吴春经搓着核桃,笑呵呵应着:“好,老夫作这担保。”
苏家底细他早就派人查过,只不过人家御史大人不亮底牌他也不便见礼,既然得罪不起,人家说什么他应着就错不了。
黄易楼不可置信地抬头看了一眼吴春经。
这老匹夫素常没少拿京裳的孝敬,没想到一遇到事儿胳膊肘就往外拐。
吴春经低头喝茶,刻意避开那道诧异的目光。
一个商会会长,犯不着为一个剽窃别人样式的掌柜去得罪一个能让满城男客女客排队的掌柜,何况这苏掌柜在官场上还如鱼得水。

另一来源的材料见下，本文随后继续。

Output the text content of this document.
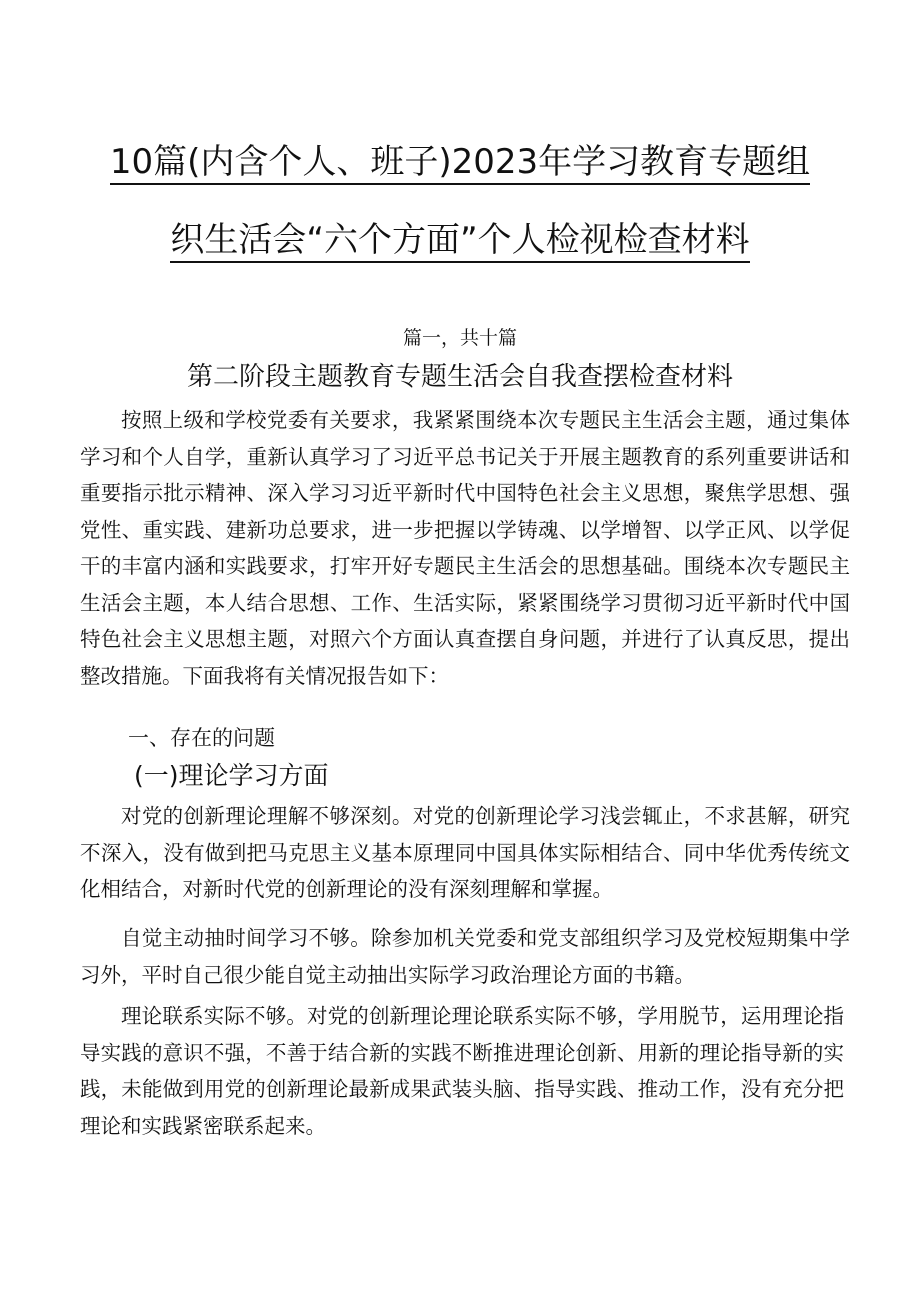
10篇(内含个人、班子)2023年学习教育专题组
织生活会“六个方面”个人检视检查材料
篇一，共十篇
第二阶段主题教育专题生活会自我查摆检查材料

按照上级和学校党委有关要求，我紧紧围绕本次专题民主生活会主题，通过集体学习和个人自学，重新认真学习了习近平总书记关于开展主题教育的系列重要讲话和重要指示批示精神、深入学习习近平新时代中国特色社会主义思想，聚焦学思想、强党性、重实践、建新功总要求，进一步把握以学铸魂、以学增智、以学正风、以学促干的丰富内涵和实践要求，打牢开好专题民主生活会的思想基础。围绕本次专题民主生活会主题，本人结合思想、工作、生活实际，紧紧围绕学习贯彻习近平新时代中国特色社会主义思想主题，对照六个方面认真查摆自身问题，并进行了认真反思，提出整改措施。下面我将有关情况报告如下：

一、存在的问题
(一)理论学习方面

对党的创新理论理解不够深刻。对党的创新理论学习浅尝辄止，不求甚解，研究不深入，没有做到把马克思主义基本原理同中国具体实际相结合、同中华优秀传统文化相结合，对新时代党的创新理论的没有深刻理解和掌握。

自觉主动抽时间学习不够。除参加机关党委和党支部组织学习及党校短期集中学习外，平时自己很少能自觉主动抽出实际学习政治理论方面的书籍。

理论联系实际不够。对党的创新理论理论联系实际不够，学用脱节，运用理论指导实践的意识不强，不善于结合新的实践不断推进理论创新、用新的理论指导新的实践，未能做到用党的创新理论最新成果武装头脑、指导实践、推动工作，没有充分把理论和实践紧密联系起来。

御史中丞那可是妥妥的正四品,多少人想抱这大腿都没机会,多少人提猪头找不到庙门。
他不过是卖三分薄情罢了,还能给官大人留下个好印像何乐而不为?
“吴会长,既然黄掌柜看上了我的样式,我不介意给他个机会。京裳可以代销青云锦成衣,每件我抽三成利钱。”苏络将了京裳一军。
黄易楼脸都绿了。代销?那他京裳岂不是成了青云锦的分铺?
那岂不成了偷鸡不成反蚀一把米?
一个百年老铺被一个新开的铺子玩弄于股掌之中,他要真应下了,这偌大的汴京城他就再也没脸呆下去了。
干脆跳了这汴河去喂王八得了。
吴春经转头看他,目光里带着“这已经是给你台阶下”的意思。黄易楼咬了咬牙,最终闷声道:“苏掌柜的好意......京裳无福消受。”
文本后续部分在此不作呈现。